The Milwaukee Avenue Historic District is a historic district in Minneapolis, Minnesota in the Seward neighborhood. The district comprises two city blocks of small homes on quarter-sized lots. These houses were built between 1884 and 1890 by William Ragan, a Minneapolis real estate speculator. Built for lower-income residents, the houses had deteriorated in condition by the end of World War II, and by the 1970s, were planned for demolition. A group of residents and concerned citizens fought to save the houses, eventually leading to their inclusion on the National Register of Historic Places and the federal protection and rehabilitation that comes with the designation. Today, the houses sit along a bike- and pedestrian-friendly mall on which motor traffic is prohibited.

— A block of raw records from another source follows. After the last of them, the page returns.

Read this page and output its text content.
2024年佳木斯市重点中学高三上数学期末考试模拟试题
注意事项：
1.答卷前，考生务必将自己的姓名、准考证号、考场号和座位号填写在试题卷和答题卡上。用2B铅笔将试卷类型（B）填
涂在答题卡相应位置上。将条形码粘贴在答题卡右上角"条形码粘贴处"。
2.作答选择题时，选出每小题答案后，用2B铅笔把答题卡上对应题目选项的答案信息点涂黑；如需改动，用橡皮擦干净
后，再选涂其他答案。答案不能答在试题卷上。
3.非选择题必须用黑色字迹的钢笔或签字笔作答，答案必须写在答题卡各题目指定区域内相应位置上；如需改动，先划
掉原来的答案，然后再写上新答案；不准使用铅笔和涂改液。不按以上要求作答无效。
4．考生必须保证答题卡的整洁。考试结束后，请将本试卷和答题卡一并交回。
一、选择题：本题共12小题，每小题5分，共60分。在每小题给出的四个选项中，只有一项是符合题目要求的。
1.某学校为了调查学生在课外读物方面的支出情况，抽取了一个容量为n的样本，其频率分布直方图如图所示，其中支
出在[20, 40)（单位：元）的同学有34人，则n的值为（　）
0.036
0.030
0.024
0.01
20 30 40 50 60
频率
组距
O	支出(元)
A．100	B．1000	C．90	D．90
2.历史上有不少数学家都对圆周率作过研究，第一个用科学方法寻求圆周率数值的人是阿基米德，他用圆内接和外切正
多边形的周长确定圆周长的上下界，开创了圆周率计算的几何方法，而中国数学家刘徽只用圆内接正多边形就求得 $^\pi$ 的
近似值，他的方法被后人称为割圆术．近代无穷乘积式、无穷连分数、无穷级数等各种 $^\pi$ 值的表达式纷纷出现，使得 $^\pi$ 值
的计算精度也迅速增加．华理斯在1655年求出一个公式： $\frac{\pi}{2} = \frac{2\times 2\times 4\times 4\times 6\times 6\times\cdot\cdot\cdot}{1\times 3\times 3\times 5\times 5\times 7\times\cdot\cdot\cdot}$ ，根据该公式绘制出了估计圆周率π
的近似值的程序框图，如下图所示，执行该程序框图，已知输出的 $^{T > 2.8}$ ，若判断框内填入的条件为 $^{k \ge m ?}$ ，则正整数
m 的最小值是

During the late 19th century, the population of Minneapolis was growing rapidly, increasing 351 percent from 1880 to 1890. With the number of people moving into the city, lower-cost housing was needed for immigrants who were new to Minnesota. The street had originally been platted as an alley between 22nd and 23rd Avenues South, but William Ragan developed it as a street and labeled it 22½ Avenue. The houses were situated close together on narrow lots, with very narrow side yards and no front yards. This almost gives the impression of rowhouses. Most of the houses were built with brick veneer on timber frames, and they have uniform-sized roof slopes, modified flat arch windows, and open front porches.
The street kept its '½' until 1906, when petitioners asked the Minneapolis City Council to change the street's name to Woodland Avenue because they said the '½' made them feel like they lived in an alley. For an unknown reason, the street's name was not changed to Woodland Avenue, but to Milwaukee Avenue. The Avenue's proximity to the Milwaukee Short Line Railroad has been suggested as a cause.
By the time World War II was over, the houses on Milwaukee Avenue were falling into disrepair. They had been neglected throughout the Great Depression and wartime. In 1959, the City of Minneapolis presented a plan for the Seward neighborhood, which listed the houses on Milwaukee Avenue in 'deteriorated' condition, meaning they had no indoor plumbing or were severely battered.
In many other neighborhoods, the City had renewed and thus gentrified areas without public hearings, because residents of those neighborhoods were low-income renters. In Milwaukee Avenue's case, however, the residents were of medium income, and seasoned protesters, since many had protested the Vietnam War. By 1970, the City of Minneapolis planned to raze the Milwaukee Avenue houses using funds from the Housing and Urban Development (HUD) program.